Les tendances à la hausse de la résistance du VIH aux médicaments pourraient entraîner un plus grand nombre d’infections et de décès. Selon un modèle mathématique, on pourrait observer 135 000 décès et 105 000 nouvelles infections de plus dans les cinq prochaines années si on ne prend pas de mesures. Dans le même temps, les coûts du traitement du VIH pourraient augmenter de 650 millions de dollars. La lutte contre la résistance du VIH aux médicaments imposera une participation active de nombreux partenaires. Un nouveau plan d’action mondial sur cinq ans demande à tous les pays et les partenaires d’unir leurs efforts pour prévenir, surveiller la résistance du VIH, y riposter et ainsi préserver les progrès en cours visant à mettre fin à l’épidémie de sida d’ici 2030. De plus, l’OMS a mis au point de nouveaux outils pour aider les pays à surveiller la résistance du VIH, améliorer la qualité des programmes de traitement et passer à de nouveaux traitements, si nécessaire.

Le Fonds mondial et les CDC, coauteurs du rapport

"Ce nouveau rapport dresse un tableau inquiétant des niveaux croissants de résistance du VIH et, en l’absence de contrôle, ils pourraient poser un risque majeur pour l’impact du programme", a souligné Marijke Wijnroks, médecin et directrice exécutive par intérim au Fonds mondial. "Nous préconisons fortement d’appliquer les recommandations de l’OMS concernant les indicateurs d’alerte précoce et les enquêtes sur la résistance du VIH dans chaque plan national pour la thérapie antirétrovirale, ainsi que d’envisager leur financement par les subventions du Fonds mondial ou une reprogrammation". De son côté, Shannon Hader, médecin et directrice du Département VIH et tuberculose du CDC, a indiqué : "Le nouveau rapport réunit les conclusions essentielles des enquêtes sur la résistance du VIH dans le monde entier qui, avec d’autres données au niveau national, confirment la nécessité de réfléchir d’une manière prospective dans nos efforts pour combattre la résistance : étendre les tests mesurant la charge virale, améliorer la qualité des programmes de traitement et passer à de nouveaux médicaments comme le dolutégravir". "Les taux généraux élevés de suppression virale dans trois évaluations nationales récentes en population de l’impact du VIH ont montré que les traitements de première intention actuels demeurent largement efficaces.
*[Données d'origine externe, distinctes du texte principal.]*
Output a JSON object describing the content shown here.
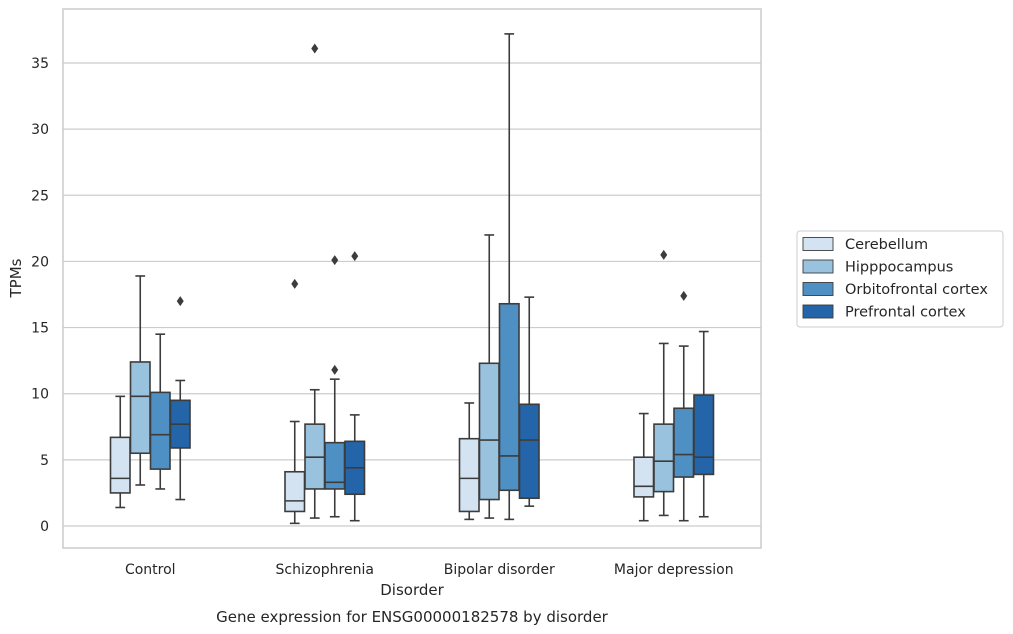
{
  "chart_data": {
    "type": "box",
    "caption": "Gene expression for ENSG00000182578 by disorder",
    "xlabel": "Disorder",
    "ylabel": "TPMs",
    "ylim": [
      -1.5,
      39.5
    ],
    "yticks": [
      0,
      5,
      10,
      15,
      20,
      25,
      30,
      35
    ],
    "grid": "horizontal",
    "legend_placement": "right",
    "categories": [
      "Control",
      "Schizophrenia",
      "Bipolar disorder",
      "Major depression"
    ],
    "series": [
      {
        "name": "Cerebellum",
        "color": "#d4e3f2",
        "boxes": [
          {
            "whislo": 1.4,
            "q1": 2.5,
            "med": 3.6,
            "q3": 6.7,
            "whishi": 9.8,
            "fliers": []
          },
          {
            "whislo": 0.2,
            "q1": 1.1,
            "med": 1.9,
            "q3": 4.1,
            "whishi": 7.9,
            "fliers": [
              18.3
            ]
          },
          {
            "whislo": 0.5,
            "q1": 1.1,
            "med": 3.6,
            "q3": 6.6,
            "whishi": 9.3,
            "fliers": []
          },
          {
            "whislo": 0.4,
            "q1": 2.2,
            "med": 3.0,
            "q3": 5.2,
            "whishi": 8.5,
            "fliers": []
          }
        ]
      },
      {
        "name": "Hipppocampus",
        "color": "#99c2df",
        "boxes": [
          {
            "whislo": 3.1,
            "q1": 5.5,
            "med": 9.8,
            "q3": 12.4,
            "whishi": 18.9,
            "fliers": []
          },
          {
            "whislo": 0.6,
            "q1": 2.8,
            "med": 5.2,
            "q3": 7.7,
            "whishi": 10.3,
            "fliers": [
              36.1
            ]
          },
          {
            "whislo": 0.6,
            "q1": 2.0,
            "med": 6.5,
            "q3": 12.3,
            "whishi": 22.0,
            "fliers": []
          },
          {
            "whislo": 0.8,
            "q1": 2.6,
            "med": 4.9,
            "q3": 7.7,
            "whishi": 13.8,
            "fliers": [
              20.5
            ]
          }
        ]
      },
      {
        "name": "Orbitofrontal cortex",
        "color": "#4f90c4",
        "boxes": [
          {
            "whislo": 2.8,
            "q1": 4.3,
            "med": 6.9,
            "q3": 10.1,
            "whishi": 14.5,
            "fliers": []
          },
          {
            "whislo": 0.7,
            "q1": 2.8,
            "med": 3.3,
            "q3": 6.3,
            "whishi": 11.1,
            "fliers": [
              20.1,
              11.8
            ]
          },
          {
            "whislo": 0.5,
            "q1": 2.7,
            "med": 5.3,
            "q3": 16.8,
            "whishi": 37.2,
            "fliers": []
          },
          {
            "whislo": 0.4,
            "q1": 3.7,
            "med": 5.4,
            "q3": 8.9,
            "whishi": 13.6,
            "fliers": [
              17.4
            ]
          }
        ]
      },
      {
        "name": "Prefrontal cortex",
        "color": "#2464a8",
        "boxes": [
          {
            "whislo": 2.0,
            "q1": 5.9,
            "med": 7.7,
            "q3": 9.5,
            "whishi": 11.0,
            "fliers": [
              17.0
            ]
          },
          {
            "whislo": 0.4,
            "q1": 2.4,
            "med": 4.4,
            "q3": 6.4,
            "whishi": 8.4,
            "fliers": [
              20.4
            ]
          },
          {
            "whislo": 1.5,
            "q1": 2.1,
            "med": 6.5,
            "q3": 9.2,
            "whishi": 17.3,
            "fliers": []
          },
          {
            "whislo": 0.7,
            "q1": 3.9,
            "med": 5.2,
            "q3": 9.9,
            "whishi": 14.7,
            "fliers": []
          }
        ]
      }
    ]
  }
}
Toutefois, il sera crucial d’accorder une attention particulière aux populations exposées au risque de résistance, jeunes enfants, adolescents, femmes enceintes et autres populations clés, pour cibler des interventions plus urgentes. Nous appelons la communauté mondiale à une vigilance et à une réactivité continuelles", poursuit-elle.